The boycott movement in Iran is widespread, encompassing almost all social and political strata of Iranian society, even some factions of the regime who have now decided it is time to jump ship. Most notably, remnants of what was euphemistically called the Reformist camp in Iran, have now decided to stay away from the phony polls. Even “hardline” former president Mahmoud Ahmadinejad realizes the extent of the regime’s woes and has promised that he will not be voting after being duly disqualified again from participating by supreme leader’s Guardian Council.

So after 42 years of launching a reformist-hardliner charade to play on the West’s naivety, Khamenei’s regime is now forced to present its one and true face to the world: Ebrahim Raisi, son of the Khomeinist ideology, prosecutor, interrogator, torturer, death commission judge, perpetrator of the 1988 massacre of political prisoners, chief inquisitionist, and favorite of Ali Khamenei.

What is historic and different about this presidential “election” in Iran is precisely what is not different about it. It took the world 42 years to cajole Iran’s medieval regime to step into modernity, change its behavior, embrace universal human rights and democratic governance, and treat its people and its neighbors with respect. What is shocking is that this whole process is now back at square one with Ebrahim Raisi, a proven mass murderer who boasts of his murder spree in 1988, potentially being appointed as president.

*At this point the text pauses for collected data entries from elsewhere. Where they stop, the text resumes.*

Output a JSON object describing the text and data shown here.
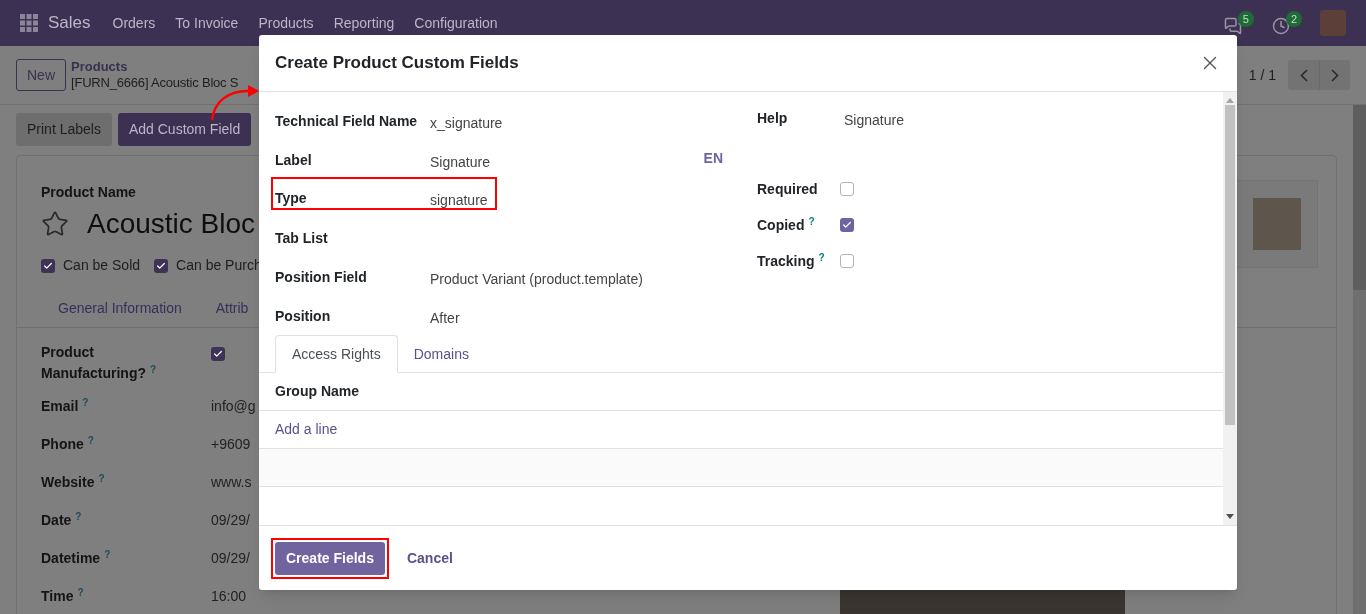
{
  "navbar": {
    "app_name": "Sales",
    "menu": [
      "Orders",
      "To Invoice",
      "Products",
      "Reporting",
      "Configuration"
    ],
    "messages_count": "5",
    "activities_count": "2"
  },
  "control_panel": {
    "new_button": "New",
    "breadcrumb_parent": "Products",
    "breadcrumb_current": "[FURN_6666] Acoustic Bloc S",
    "pager": "1 / 1"
  },
  "actions": [
    {
      "label": "Print Labels",
      "kind": "secondary"
    },
    {
      "label": "Add Custom Field",
      "kind": "primary"
    }
  ],
  "product": {
    "name_label": "Product Name",
    "name": "Acoustic Bloc",
    "checkboxes": [
      {
        "label": "Can be Sold",
        "checked": true
      },
      {
        "label": "Can be Purch",
        "checked": true
      }
    ],
    "tabs": [
      "General Information",
      "Attrib"
    ],
    "fields": [
      {
        "label": "Product Manufacturing?",
        "tooltip": "?",
        "kind": "checkbox",
        "checked": true
      },
      {
        "label": "Email",
        "tooltip": "?",
        "kind": "text",
        "value": "info@g"
      },
      {
        "label": "Phone",
        "tooltip": "?",
        "kind": "text",
        "value": "+9609"
      },
      {
        "label": "Website",
        "tooltip": "?",
        "kind": "text",
        "value": "www.s"
      },
      {
        "label": "Date",
        "tooltip": "?",
        "kind": "text",
        "value": "09/29/"
      },
      {
        "label": "Datetime",
        "tooltip": "?",
        "kind": "text",
        "value": "09/29/"
      },
      {
        "label": "Time",
        "tooltip": "?",
        "kind": "text",
        "value": "16:00"
      }
    ]
  },
  "dialog": {
    "title": "Create Product Custom Fields",
    "fields": [
      {
        "label": "Technical Field Name",
        "value": "x_signature",
        "annotated": false
      },
      {
        "label": "Label",
        "value": "Signature",
        "lang": "EN",
        "annotated": false
      },
      {
        "label": "Type",
        "value": "signature",
        "annotated": true
      },
      {
        "label": "Tab List",
        "annotated": false
      },
      {
        "label": "Position Field",
        "value": "Product Variant (product.template)",
        "annotated": false
      },
      {
        "label": "Position",
        "value": "After",
        "annotated": false
      }
    ],
    "help": {
      "label": "Help",
      "value": "Signature"
    },
    "options": [
      {
        "label": "Required",
        "checked": false
      },
      {
        "label": "Copied",
        "tooltip": "?",
        "checked": true
      },
      {
        "label": "Tracking",
        "tooltip": "?",
        "checked": false
      }
    ],
    "tabs": [
      {
        "label": "Access Rights",
        "selected": true
      },
      {
        "label": "Domains",
        "selected": false
      }
    ],
    "table": {
      "column": "Group Name",
      "add_line": "Add a line"
    },
    "buttons": [
      {
        "label": "Create Fields",
        "kind": "primary",
        "annotated": true
      },
      {
        "label": "Cancel",
        "kind": "link",
        "annotated": false
      }
    ]
  }
}
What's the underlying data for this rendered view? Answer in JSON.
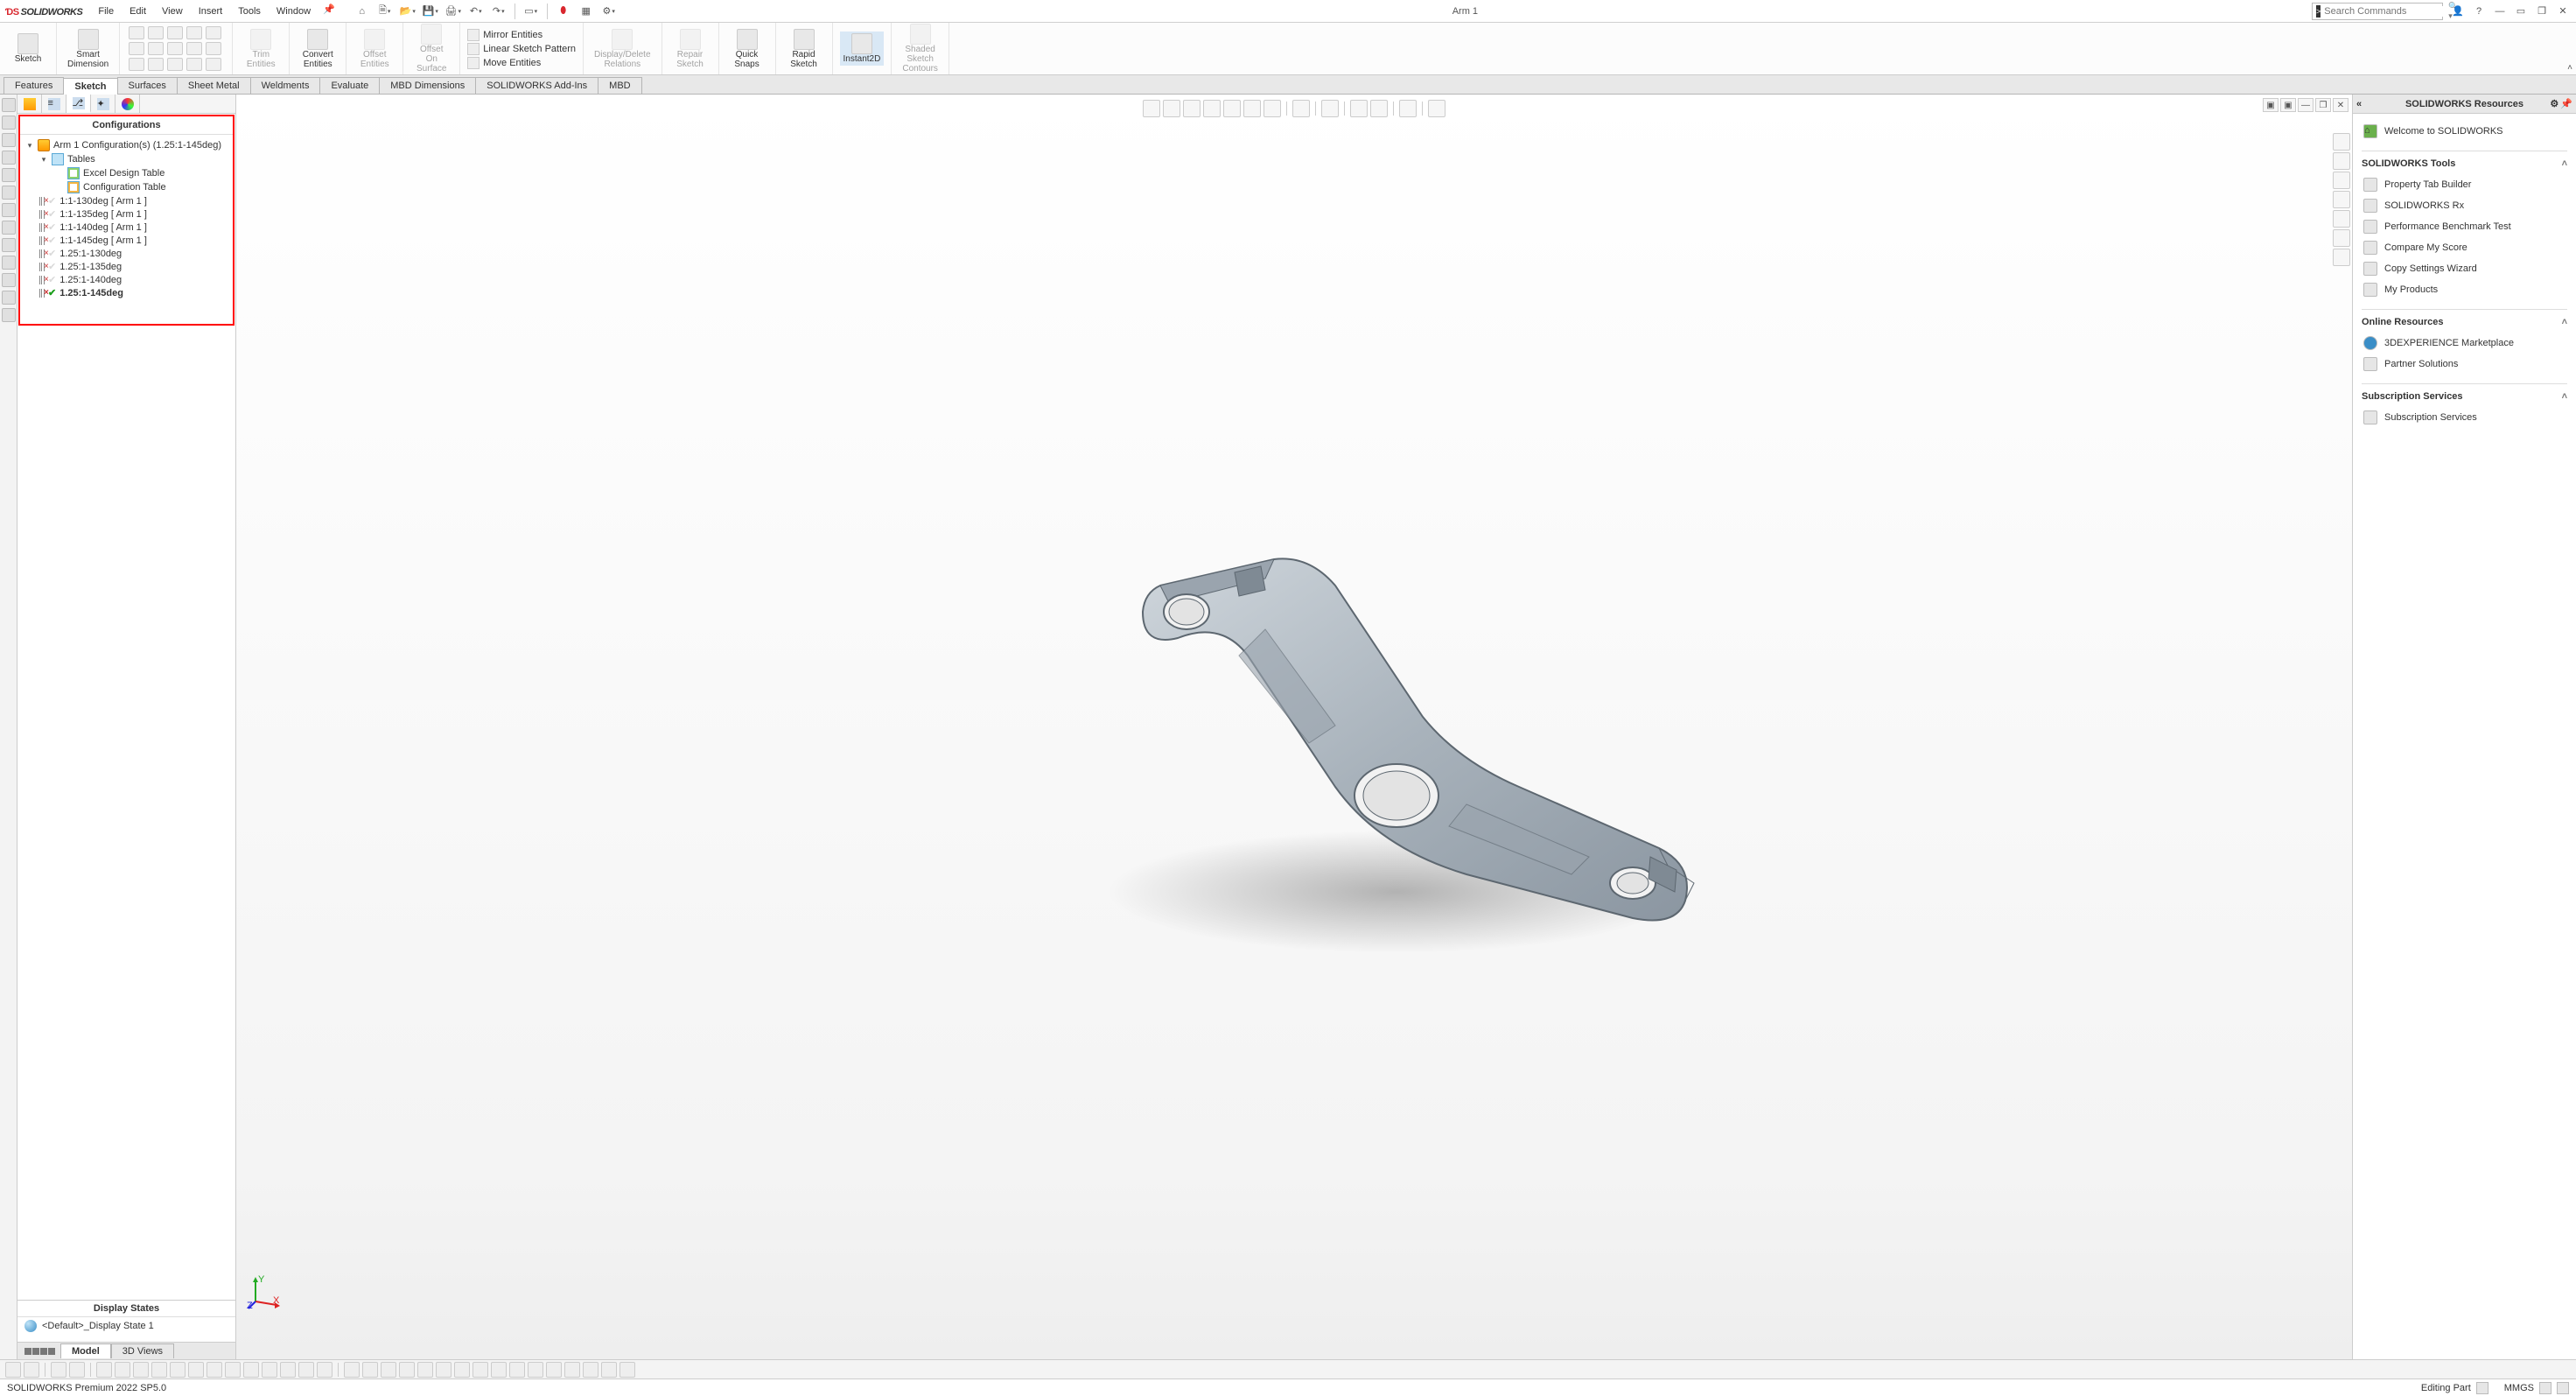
{
  "app": {
    "brand": "SOLIDWORKS",
    "document_title": "Arm 1",
    "menus": [
      "File",
      "Edit",
      "View",
      "Insert",
      "Tools",
      "Window"
    ]
  },
  "search": {
    "placeholder": "Search Commands"
  },
  "ribbon": {
    "sketch": {
      "label": "Sketch"
    },
    "smartdim": {
      "label1": "Smart",
      "label2": "Dimension"
    },
    "trim": {
      "label1": "Trim",
      "label2": "Entities"
    },
    "convert": {
      "label1": "Convert",
      "label2": "Entities"
    },
    "offset": {
      "label1": "Offset",
      "label2": "Entities"
    },
    "offset_surface": {
      "label1": "Offset",
      "label2": "On",
      "label3": "Surface"
    },
    "mirror": {
      "label": "Mirror Entities"
    },
    "pattern": {
      "label": "Linear Sketch Pattern"
    },
    "move": {
      "label": "Move Entities"
    },
    "disp_del": {
      "label1": "Display/Delete",
      "label2": "Relations"
    },
    "repair": {
      "label1": "Repair",
      "label2": "Sketch"
    },
    "quick": {
      "label1": "Quick",
      "label2": "Snaps"
    },
    "rapid": {
      "label1": "Rapid",
      "label2": "Sketch"
    },
    "instant": {
      "label": "Instant2D"
    },
    "shaded": {
      "label1": "Shaded",
      "label2": "Sketch",
      "label3": "Contours"
    }
  },
  "cmdtabs": [
    "Features",
    "Sketch",
    "Surfaces",
    "Sheet Metal",
    "Weldments",
    "Evaluate",
    "MBD Dimensions",
    "SOLIDWORKS Add-Ins",
    "MBD"
  ],
  "cmdtabs_active": 1,
  "config_panel": {
    "header": "Configurations",
    "root": "Arm 1 Configuration(s)  (1.25:1-145deg)",
    "tables_label": "Tables",
    "tables": [
      "Excel Design Table",
      "Configuration Table"
    ],
    "configs": [
      {
        "name": "1:1-130deg [ Arm 1 ]",
        "active": false
      },
      {
        "name": "1:1-135deg [ Arm 1 ]",
        "active": false
      },
      {
        "name": "1:1-140deg [ Arm 1 ]",
        "active": false
      },
      {
        "name": "1:1-145deg [ Arm 1 ]",
        "active": false
      },
      {
        "name": "1.25:1-130deg",
        "active": false
      },
      {
        "name": "1.25:1-135deg",
        "active": false
      },
      {
        "name": "1.25:1-140deg",
        "active": false
      },
      {
        "name": "1.25:1-145deg",
        "active": true
      }
    ],
    "display_states_header": "Display States",
    "display_state": "<Default>_Display State 1"
  },
  "bottom_tabs": {
    "model": "Model",
    "views3d": "3D Views"
  },
  "taskpane": {
    "title": "SOLIDWORKS Resources",
    "welcome": "Welcome to SOLIDWORKS",
    "tools_header": "SOLIDWORKS Tools",
    "tools": [
      "Property Tab Builder",
      "SOLIDWORKS Rx",
      "Performance Benchmark Test",
      "Compare My Score",
      "Copy Settings Wizard",
      "My Products"
    ],
    "online_header": "Online Resources",
    "online": [
      "3DEXPERIENCE Marketplace",
      "Partner Solutions"
    ],
    "subs_header": "Subscription Services",
    "subs": [
      "Subscription Services"
    ]
  },
  "status": {
    "product": "SOLIDWORKS Premium 2022 SP5.0",
    "mode": "Editing Part",
    "units": "MMGS"
  }
}
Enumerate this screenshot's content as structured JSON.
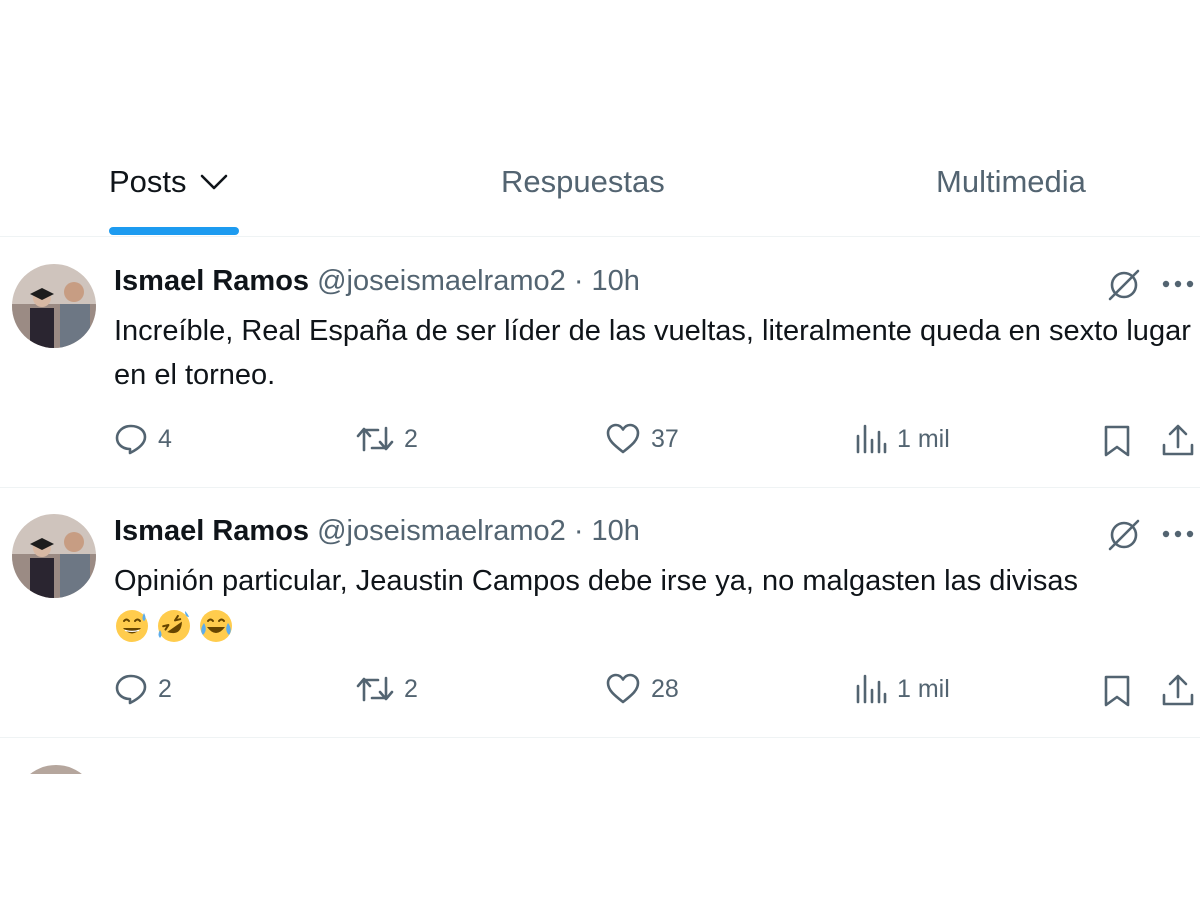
{
  "tabs": [
    {
      "label": "Posts",
      "active": true
    },
    {
      "label": "Respuestas",
      "active": false
    },
    {
      "label": "Multimedia",
      "active": false
    }
  ],
  "colors": {
    "accent": "#1d9bf0",
    "text": "#0f1419",
    "secondary": "#536471"
  },
  "posts": [
    {
      "name": "Ismael Ramos",
      "handle": "@joseismaelramo2",
      "separator": "·",
      "time": "10h",
      "text": "Increíble, Real España de ser líder de las vueltas, literalmente queda en sexto lugar en el torneo.",
      "emojis": [],
      "replies": "4",
      "reposts": "2",
      "likes": "37",
      "views": "1 mil"
    },
    {
      "name": "Ismael Ramos",
      "handle": "@joseismaelramo2",
      "separator": "·",
      "time": "10h",
      "text": "Opinión particular, Jeaustin Campos debe irse ya, no malgasten las divisas",
      "emojis": [
        "grinning-face-with-sweat",
        "rolling-on-the-floor-laughing",
        "face-with-tears-of-joy"
      ],
      "replies": "2",
      "reposts": "2",
      "likes": "28",
      "views": "1 mil"
    }
  ]
}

With Iran’s regime pushing the envelope in launching proxy wars on the United States in Iraq, on Saudi Arabia in Yemen, and on Israel in Gaza and Lebanon, and with a horrendous human rights record that is increasingly getting worse domestically, what is the international community, especially the West, going to do? What is Norway’s role in dealing with this crisis and simmering crises to come out of this situation?

Europe has for decades based its foreign policy on international cooperation and the peaceful settlement of disputes, and the promotion of human rights and democratic principles. The International community must take the lead in bringing Ebrahim Raisi to an international court to account for the massacre he so boastfully participated in 1988 and all his other crimes he has committed to this day.

There are many Iranian refugees who have escaped the hell that the mullahs have created in their beautiful homeland and who yearn to one day remake Iran in the image of a democratic country that honors human rights. These members of the millions-strong Iranian Diaspora overwhelmingly support the boycott of the sham election in Iran, and support ordinary Iranians who today post on social media platforms videos of the Mothers of Aban (mothers of protesters killed by regime security forces during the November 2019 uprising) saying, “Our vote is for this regime’s overthrow.” Finally, after 42 years, the forbidden word of overthrow is ubiquitous on Iranian streets with slogans adorning walls calling for a new era and the fall of this regime.

Europe should stand with the Iranian Resistance and people to call for democracy and human rights in Iran and it should lead calls for accountability for all regime leaders, including Ebrahim Raisi, and an end to a culture of impunity for Iran’s criminal rulers.